UN experts condemn Texas abortion law as sex discrimination ‘at its worst’
Exclusive: human rights lawyer criticizes the supreme court and says new law will ‘make abortion unsafe and deadly’
United Nations human rights monitors have strongly condemned the state of Texas for its new anti-abortion law, which they say violates international law by denying women control over their own bodies and endangering their lives.
In damning remarks to the Guardian, Melissa Upreti, the chair of the UN’s working group on discrimination against women and girls, slammed the new Texas law, SB 8, as “structural sex and gender-based discrimination at its worst”.

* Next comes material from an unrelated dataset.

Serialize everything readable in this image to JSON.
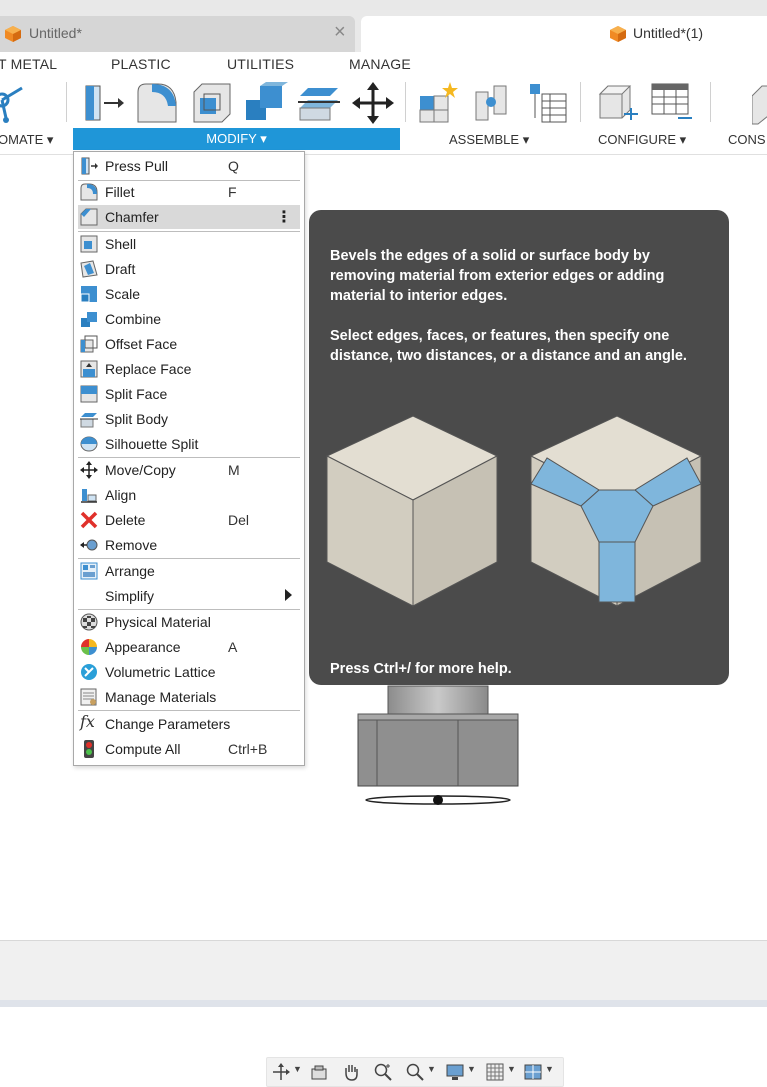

She warned that the legislation, which bans abortions at about six weeks, could force abortion providers underground and drive women to seek unsafe procedures that could prove fatal.
“This new law will make abortion unsafe and deadly, and create a whole new set of risks for women and girls. It is profoundly discriminatory and violates a number of rights guaranteed under international law,” the human rights lawyer from Nepal said.
Upreti, one of five independent experts charged by the UN human rights council in Geneva to push for elimination of discrimination against women and girls around the world, was also sharply critical of the US supreme court.
Last week the court’s rightwing majority decided by a five to four vote to allow the Texas law to go ahead, despite the provision’s blatant disregard of the court’s own 1973 ruling legalizing abortion in the US, Roe v Wade.
“The law and the way it came about – through the refusal of the US supreme court to block it based on existing legal precedent – has not only taken Texas backward, but in the eyes of the international community, it has taken the entire country backward,” Upreti said.
Reem Alsalem, the UN’s independent monitor on violence against women, was also scathing of the supreme court’s decision to allow the Texas law to stand. The UN special rapporteur accused the five rightwing justices who formed the majority – who include all three of Donald Trump’s appointees – of exposing women to potential violence.
“Through this decision the supreme court of the United States has chosen to trample on the protection of women’s reproductive rights, thereby exposing them and abortion providers to more violence,” Alsalem told the Guardian.
Women of color, those with low incomes and from other vulnerable groups would bear the brunt of the crackdown, she pointed out.
Alsalem singled out as especially egregious the element of the Texas law that makes abortions all but impossible even for women who become pregnant because of rape and incest. “That exacerbates their trauma as well as mental and physical suffering.”
Chief justice John Roberts joined the three justices on the liberal wing of the supreme court in dissenting against the majority’s refusal to block the Texas law, with all four issuing strong statements.
Under SB 8 some 7 million Texan women are estimated to be at risk of losing access to legal abortions. Health clinics offering the service have already begun to turn patients away.
SB 8 bans all abortions after initial cardiac activity can be detected in the fetus, usually at around six weeks of pregnancy. Legislation to ban abortion so early are often evocatively but misleadingly called heartbeat bills, even though at that stage the heart has not yet formed.
The cut-off is so early that many women would not be aware that they are even pregnant, and up to 90% of all terminations in the state are expected to blocked.
Roe v Wade led the way to legal abortion up to the stage where a fetus can survive outside the womb, typically around 24 weeks into the pregnancy.
Another contentious aspect of the new Texas law is that it transfers responsibility for enforcing the new rules from state officials to ordinary citizens who are encouraged to sue anyone who “aids” or “abets” an abortion, with bounties of $10,000 and their legal fees paid if the lawsuit succeeds.
Under international law, governments are allowed to regulate voluntary terminations of pregnancy. But they are not allowed to do so in ways that jeopardize the lives or women, subject them to physical or mental pain or suffering, discriminate against them or arbitrarily interfere with their privacy.
Human rights bodies have long acknowledged that denying women access to abortion by criminalizing the practice or by erecting other hurdles can in certain circumstances amount to cruel, degrading and inhumane treatment. Abortion bans have even been likened by international bodies to a form of torture.
In 2015 the UN working group on discrimination against women conducted an official visit to the US to probe the position and treatment of women in American society.
In their final report, the human rights experts expressed regret that American women have “seen their rights to sexual and reproductive health significantly eroded… Ever-increasing barriers are being created to prevent their access to abortion procedures.”
Upreti told the Guardian that since that visit, the situation in the US had deteriorated further.
“We notified the US administration that the imposition of new barriers to access to abortion services constitutes discrimination under international law, yet the retrogression has continued,” she said.